Всё внутри Вити оборвалось и свалилось куда-то вниз, в область коленей.
Мама захихикала:
— Ой, Витюша, я, наверное, забыла сказать: дядя Гена у нас поживет пока, тут просто такая ситуация…
— Ситуация передислокации! — пошутил подполковник общевойсковую шутку, сам посмеялся и начислил в папину водочную рюмку коньяка из бутылки.
Не обращая внимания на остолбеневшего Крюгера, всё еще внутренне отказывавшегося признать очевидное, дядя Гена ловко проделал привычный, видимо, ему ритуал: отпластал дольку лимона от слипшегося комка, равномерно посыпал ее сахаром, вкинул содержимое рюмки под усы и заел коньяк получившимся кисло-сладким бутербродом.
— По-генеральски, на! — подмигнул он Крюгеру.
Здесь Вите надо было бы, конечно, промолчать.
— До генерала вам еще далеко, — вместо этого буркнул он.
— Недопонял, — угрожающе протянул дядя Гена, шумно поднимаясь из-за стола.
Крюгер, забывший обо всём безумии последних недель, забывший даже о бестелесной твари из Танаиса, не сдвинулся с места. Он опустил глаза, вперился в свои носки (на правом большом пальце начала зарождаться дырка) и прошептал что-то нечленораздельное. Его голова была словно забита ватой — не сладкой розовой, а самой обычной, медицинской.
— Ну Гена, ну чего ты, он же подросток, ну, самый трудный возраст, — мама подкинулась и завертелась вокруг гостя. — Ему надо привыкнуть, он хороший мальчик, просто, ну, нужно время, ну чего ты, ну, иди обниму, ну вот, ну вот…
Сам не понимая, почему он не может просто развернуться и уйти, Крюгер с ненавистью слушал это паскудное воркование, так и не отводя взгляда от дырки в носке. Он всеми душевными силами хотел прыгнуть в летающую машину из фильма «Назад в будущее», выкинуть оттуда дебильного доктора с дебильной прической и его дебильного дружка Марти Макфлая, забарабанить по приборной панели, пока там не появится 20 сентября 1993 года, и перенестись обратно во время, когда дома был пусть и не очень трезвый, но свой собственный папа; а мама орала и говнилась по поводу и без, но хотя бы не изображала из себя влюбленную старшеклассницу перед этим… этим…

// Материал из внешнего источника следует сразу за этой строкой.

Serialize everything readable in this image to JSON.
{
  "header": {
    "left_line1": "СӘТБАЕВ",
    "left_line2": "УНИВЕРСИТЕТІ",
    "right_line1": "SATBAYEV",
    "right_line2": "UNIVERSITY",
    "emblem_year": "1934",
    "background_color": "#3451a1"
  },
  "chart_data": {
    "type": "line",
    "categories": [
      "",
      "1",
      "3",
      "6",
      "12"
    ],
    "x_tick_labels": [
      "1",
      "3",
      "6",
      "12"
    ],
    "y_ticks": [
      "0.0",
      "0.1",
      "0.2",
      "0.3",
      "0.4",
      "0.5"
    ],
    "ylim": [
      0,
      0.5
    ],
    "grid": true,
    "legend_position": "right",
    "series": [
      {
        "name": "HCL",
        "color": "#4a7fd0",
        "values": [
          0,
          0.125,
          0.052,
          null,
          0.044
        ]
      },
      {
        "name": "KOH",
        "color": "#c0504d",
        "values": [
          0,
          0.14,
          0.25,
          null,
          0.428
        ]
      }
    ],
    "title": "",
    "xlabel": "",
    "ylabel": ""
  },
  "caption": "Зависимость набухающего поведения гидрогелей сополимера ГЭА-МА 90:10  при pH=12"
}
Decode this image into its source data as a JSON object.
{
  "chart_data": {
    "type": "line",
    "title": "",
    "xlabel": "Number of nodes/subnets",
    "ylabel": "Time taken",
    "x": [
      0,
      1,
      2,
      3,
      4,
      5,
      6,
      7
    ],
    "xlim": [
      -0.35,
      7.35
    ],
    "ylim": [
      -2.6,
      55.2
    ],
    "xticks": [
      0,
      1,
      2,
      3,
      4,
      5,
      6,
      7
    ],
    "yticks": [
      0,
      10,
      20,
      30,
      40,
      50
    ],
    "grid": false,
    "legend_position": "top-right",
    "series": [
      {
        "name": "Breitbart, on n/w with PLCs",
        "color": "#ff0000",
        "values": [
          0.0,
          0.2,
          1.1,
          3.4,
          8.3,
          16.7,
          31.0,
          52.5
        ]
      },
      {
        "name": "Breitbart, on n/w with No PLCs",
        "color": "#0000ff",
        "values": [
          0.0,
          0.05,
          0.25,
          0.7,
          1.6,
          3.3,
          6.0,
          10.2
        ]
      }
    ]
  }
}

— Я, Светлаш, человек простой, — трубил этот. — Я неуважения не потерплю, на! Я не знаю, как у вас тут было заведено, но у меня разговор короткий! Миндальничать не буду!

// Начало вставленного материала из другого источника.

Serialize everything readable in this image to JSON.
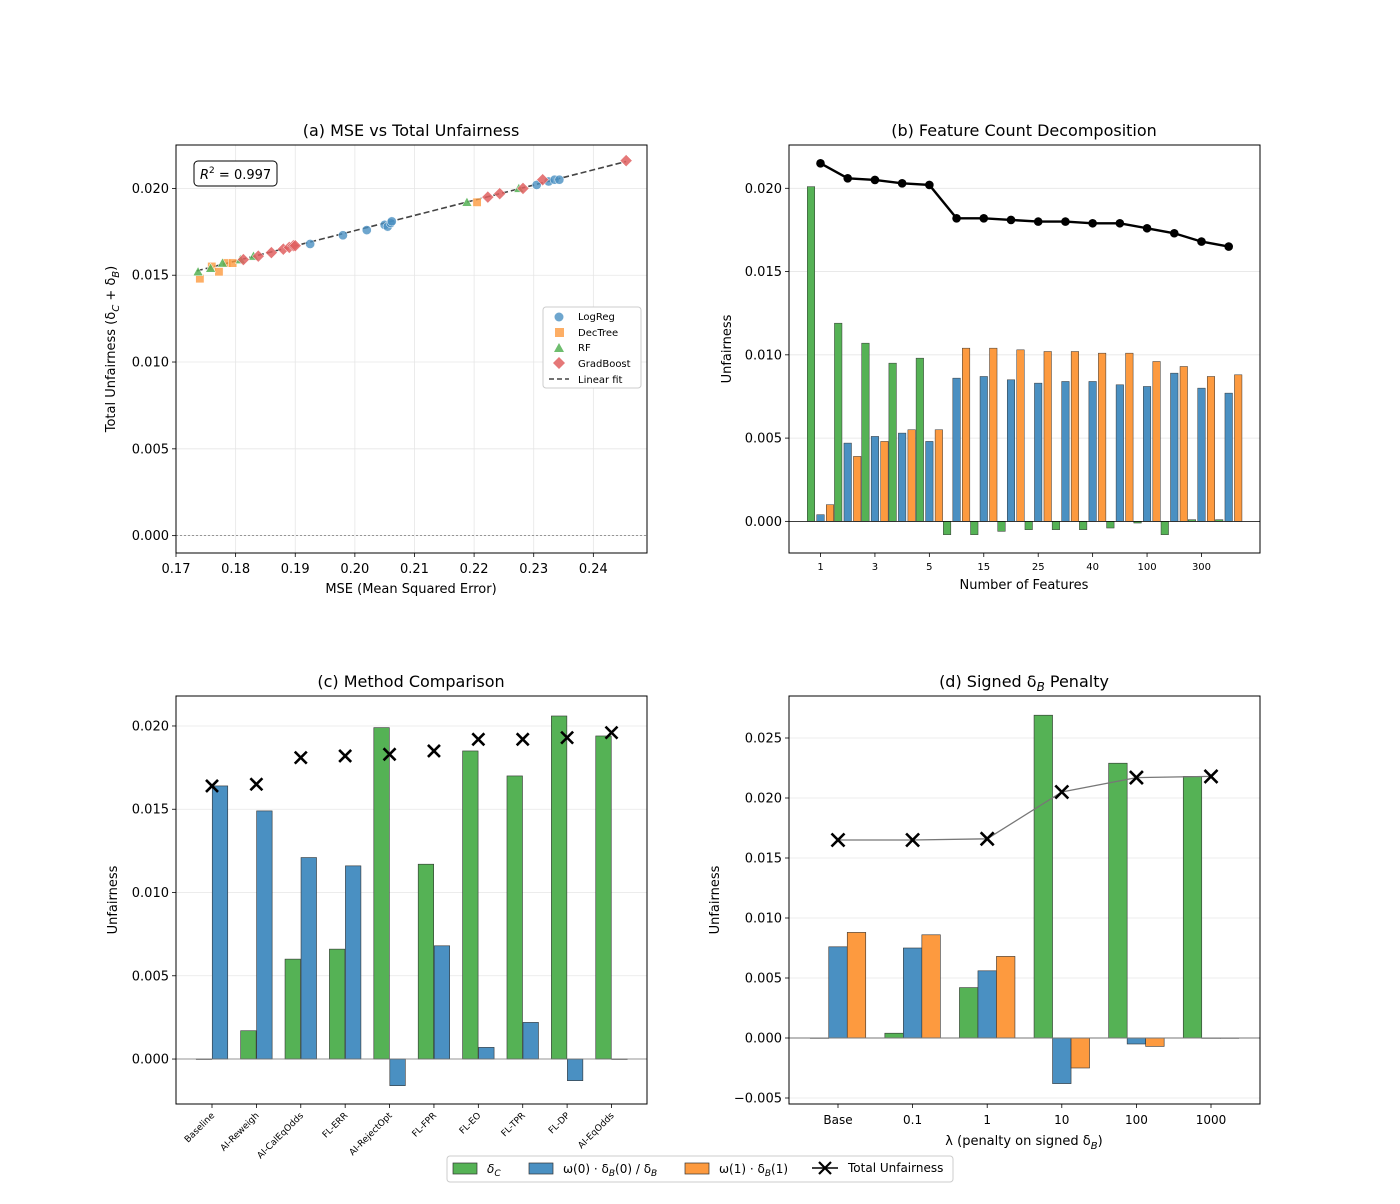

— Ну всё, ну всё, Геночка, давай еще по бокальчику. Витюш, раз яичницу не хочешь, я тебе бутербродик сделаю, у нас сырок есть, Гена шпротики принес. Знаешь какие вкусненькие?
Крюгер понял, что сейчас самым натуральным образом блеванет, развернулся и побрел в свою комнату. Ему хотелось закрыть глаза, уснуть и хотя бы на несколько часов отключиться от реальности, в которой происходит… вот это всё. Но из-за звуков, доносящихся из соседней комнаты, уснуть Крюгеру не удалось еще долго.
Про бутерброды («бутербродики») мама забыла.
71
Шамана у школы и правда ждали.
Вставал он рано: Новый и бабушка еще спали, только кошка по придуманной ей самой традиции всегда ждала, когда он откроет глаза. Машка сидела на полу рядом с его головой, обернув лапы хвостом; как только Саша просыпался, она вставала и уходила, словно выполнив какую-то важную миссию. Ровно это же она сделала и сегодня: встретилась взглядом с сонным Шаманом и сузила глаза, после чего гордо вздернула хвост и ушла досыпать к бабушке в ноги. Саша улыбнулся. Он не особо привязывался к животным (даже к Берте — признаваться самому себе в этом было стыдно, но что ж теперь), но знал, что собаки любят всех, а расположение кошки надо еще заслужить. Знал он и то, что это медленное кошачье подмигивание — знак наивысшей степени привязанности; как говорила их с Лехой покойная бабушка, «кошкин поцелуй».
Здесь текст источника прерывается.